Para Furtado, as companhias nacionais aeronáuticas e a tecnologia empregada no setor civil estão diretamente ligadas ao setor público militar: "O setor militar fortaleceu muito a Embraer na década de 80, quando houve um boom de desenvolvimento no Brasil, no campo da aeronáutica. Com a democratização do país, isso mudou. No entanto, a Embraer deu a volta por cima nos últimos quinze anos, associando-se aos grandes fornecedores internacionais", explica o pesquisador. Furtado é enfático quando diz que o quadro atual de desenvolvimento da Embraer está revertendo: "Esse sucesso poderia ser muito maior, mas a Embraer estacionou seu processo de evolução tecnológica, quando comparada aos outros países como a China, EUA e Rússia. Ela ainda é muito forte graças à iniciativa de mergulhar no setor civil, o que pode mudar com a forte concorrência".

De acordo com os coordenadores do projeto, a Embraer apresenta uma fragilidade tecnológica. "A empresa é boa em desenho, mas não em fabricação. Ficou parada no tempo. E esse setor evolui muito rapidamente em razão da concorrência internacional", explica Furtado. Há outros fatores que também acirram essa concorrência, como o terrorismo e a crise energética, que faz com que as indústrias e companhias aéreas cortem custos. Para isso, deve haver avanço tecnológico e grandes investimentos. Exemplo disso é o Boeing 787, mais recente concepção de tecnologia altamente avançada.

De fato, na década de 80, o desenvolvimento aeronáutico era mais significativo e as compras militares foram determinantes para isso. Um exemplo é o projeto AMX, no qual o Brasil gastou quase dois bilhões de dólares e desenvolveu várias atividades. Por conseqüência, a Embraer fortaleceu-se e se tornou mais independente. "Depois disso, quase nada foi feito. Não há vontade política de colocar recursos no setor militar. Para ter destaque no setor aeroespacial é preciso ter dinheiro e políticas incisivas", garante o pesquisador da Unicamp.

Setor militar e exportações

A avaliação do professor Geraldo Cavagnari Filho, membro do Núcleo de Estudos Estratégicos, também da Unicamp, é de que o investimento na tecnologia militar deve estar ligado às exportações, já que o mercado interno para esse fim é quase nulo: "Todas as tecnologias que são desenvolvidas nos institutos militares podem ser transferidas a uma base industrial que gerará produtos de alto valor agregado.

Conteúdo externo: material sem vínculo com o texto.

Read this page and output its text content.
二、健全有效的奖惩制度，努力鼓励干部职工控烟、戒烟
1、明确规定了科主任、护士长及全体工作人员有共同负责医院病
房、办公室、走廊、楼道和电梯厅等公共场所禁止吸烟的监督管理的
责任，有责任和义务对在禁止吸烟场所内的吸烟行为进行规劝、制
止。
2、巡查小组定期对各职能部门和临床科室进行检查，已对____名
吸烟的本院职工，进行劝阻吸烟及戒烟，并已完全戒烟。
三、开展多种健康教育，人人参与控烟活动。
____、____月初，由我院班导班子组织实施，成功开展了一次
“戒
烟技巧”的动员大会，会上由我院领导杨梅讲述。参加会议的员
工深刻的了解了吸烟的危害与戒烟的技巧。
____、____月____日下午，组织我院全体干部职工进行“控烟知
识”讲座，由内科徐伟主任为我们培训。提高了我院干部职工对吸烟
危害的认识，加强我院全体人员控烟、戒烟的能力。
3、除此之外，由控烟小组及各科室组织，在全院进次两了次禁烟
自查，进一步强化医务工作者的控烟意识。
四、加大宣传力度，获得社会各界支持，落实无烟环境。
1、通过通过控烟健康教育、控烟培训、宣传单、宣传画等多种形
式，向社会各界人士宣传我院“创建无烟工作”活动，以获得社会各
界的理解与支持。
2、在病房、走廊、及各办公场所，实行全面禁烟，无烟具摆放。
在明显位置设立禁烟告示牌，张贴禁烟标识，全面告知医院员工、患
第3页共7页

O segmento de defesa do setor aeroespacial brasileiro possui atualmente grandes possibilidades de exportação, principalmente em função da grande aceitação internacional dos seus produtos, que são reconhecidos pela qualidade, preço e condição de entrega rápida". A tecnologia desenvolvida para fins bélicos deve retornar para o país, por meio de divisas geradas pelas exportações e transferência de tecnologias desenvolvidas para fins militares para as empresas civis.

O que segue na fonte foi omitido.